Many other tribes shared their problems with fentanyl and how the lack of law enforcement and healthcare on reservations only continues to play into the crisis. The Chair of the American Indian Health Commission, Steve Kutz, responded by saying there is a need for a summit dedicated towards fentanyl, to which Governor Inslee agreed.
Another concern for many tribes is the Salmon crisis. Some tribes explained a severe decline in the salmon population in their area and an urge for government involvement and funding towards rehabilitation.
Senior Policy Advisor for Natural Resources for Washington, Ruth Musgrave, responded, “Although the Lorraine Loomis Act was not successful, this process is still ongoing, the two provisos were put into place. One was finding all the voluntary and regulatory programs agencies have for riparian restoration and protection. The other was to interview many of you [tribal leaders] and stakeholders about what would work for riparian restoration.”

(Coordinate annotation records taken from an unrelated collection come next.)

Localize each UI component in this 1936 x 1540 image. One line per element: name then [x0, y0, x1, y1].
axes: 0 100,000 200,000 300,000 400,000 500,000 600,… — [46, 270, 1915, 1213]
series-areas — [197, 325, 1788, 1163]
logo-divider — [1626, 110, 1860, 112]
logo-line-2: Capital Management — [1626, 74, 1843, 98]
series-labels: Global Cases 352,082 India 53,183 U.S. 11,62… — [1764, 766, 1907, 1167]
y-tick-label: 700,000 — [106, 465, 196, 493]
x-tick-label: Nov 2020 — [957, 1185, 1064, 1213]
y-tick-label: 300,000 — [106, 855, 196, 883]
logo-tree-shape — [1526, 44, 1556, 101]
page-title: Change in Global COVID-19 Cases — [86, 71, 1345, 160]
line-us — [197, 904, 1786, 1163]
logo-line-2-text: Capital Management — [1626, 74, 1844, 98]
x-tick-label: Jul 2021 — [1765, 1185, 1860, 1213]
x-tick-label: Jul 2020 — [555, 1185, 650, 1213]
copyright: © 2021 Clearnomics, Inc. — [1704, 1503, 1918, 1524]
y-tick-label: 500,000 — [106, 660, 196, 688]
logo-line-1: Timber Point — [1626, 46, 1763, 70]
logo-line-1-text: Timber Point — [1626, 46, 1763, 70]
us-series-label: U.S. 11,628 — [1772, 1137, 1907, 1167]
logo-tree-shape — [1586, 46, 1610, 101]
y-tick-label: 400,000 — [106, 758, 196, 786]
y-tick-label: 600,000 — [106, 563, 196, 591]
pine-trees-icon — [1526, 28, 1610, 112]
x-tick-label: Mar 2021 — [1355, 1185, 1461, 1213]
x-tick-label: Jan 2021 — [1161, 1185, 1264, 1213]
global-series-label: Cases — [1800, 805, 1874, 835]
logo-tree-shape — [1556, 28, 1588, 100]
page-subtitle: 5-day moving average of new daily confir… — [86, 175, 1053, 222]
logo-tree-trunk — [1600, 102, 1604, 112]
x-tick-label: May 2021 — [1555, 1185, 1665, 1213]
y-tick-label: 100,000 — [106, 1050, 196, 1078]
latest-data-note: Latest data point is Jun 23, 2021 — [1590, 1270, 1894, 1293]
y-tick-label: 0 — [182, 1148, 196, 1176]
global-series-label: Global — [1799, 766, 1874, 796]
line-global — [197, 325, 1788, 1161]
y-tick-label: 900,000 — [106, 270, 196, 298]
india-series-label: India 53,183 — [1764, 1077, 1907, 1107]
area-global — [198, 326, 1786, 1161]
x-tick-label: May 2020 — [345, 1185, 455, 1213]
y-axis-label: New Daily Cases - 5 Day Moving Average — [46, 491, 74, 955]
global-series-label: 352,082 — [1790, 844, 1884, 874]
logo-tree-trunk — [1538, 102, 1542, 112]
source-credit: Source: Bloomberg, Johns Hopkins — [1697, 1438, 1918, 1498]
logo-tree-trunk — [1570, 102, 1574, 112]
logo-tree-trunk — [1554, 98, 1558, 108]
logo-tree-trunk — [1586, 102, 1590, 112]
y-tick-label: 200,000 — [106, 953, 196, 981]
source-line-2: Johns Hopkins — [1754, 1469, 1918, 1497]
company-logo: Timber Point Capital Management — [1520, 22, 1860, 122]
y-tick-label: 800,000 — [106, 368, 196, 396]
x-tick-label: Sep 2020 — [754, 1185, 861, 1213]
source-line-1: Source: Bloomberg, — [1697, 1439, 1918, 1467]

She continued to speak on the 3.2 billion dollars that have been used towards salmon recovery, the Lower Snake River Dam initiative, erecting fish passage barriers, seeking tribal consultation, and the various ways departments continue to work together to try and institute change.
A historical moment occurred at the Accord as the Tulalip Tribes and the Department of Corrections held an additional signing ceremony for Senate Bill 5694, which Governor Inslee initially signed in March. The Bill recognizes tribes’ sovereign nations, equitable with any other state, state agency, county, or federal jurisdiction in decisions regarding the Department of Corrections. It also authorizes the Washington State Department of Corrections to negotiate agreements with Washington tribes to allow tribal court inmates to serve their felony sentences in an appropriate facility with access to Native rehabilitative services.
Throughout American history, our ancestors have struggled to protect our culture and way of life. With so many adversaries, the Accord continues to hold a place where tribal leaders get direct face time with Washington legislation, the state Governor, and government department leads. And though discussions can sometimes get heated, Governor Inslee stated, “Native Americans have a voice, and it is powerful.”
The state and tribes continue to work together, hold meaningful dialogue, and fight for our peoples’ voices and generations to come.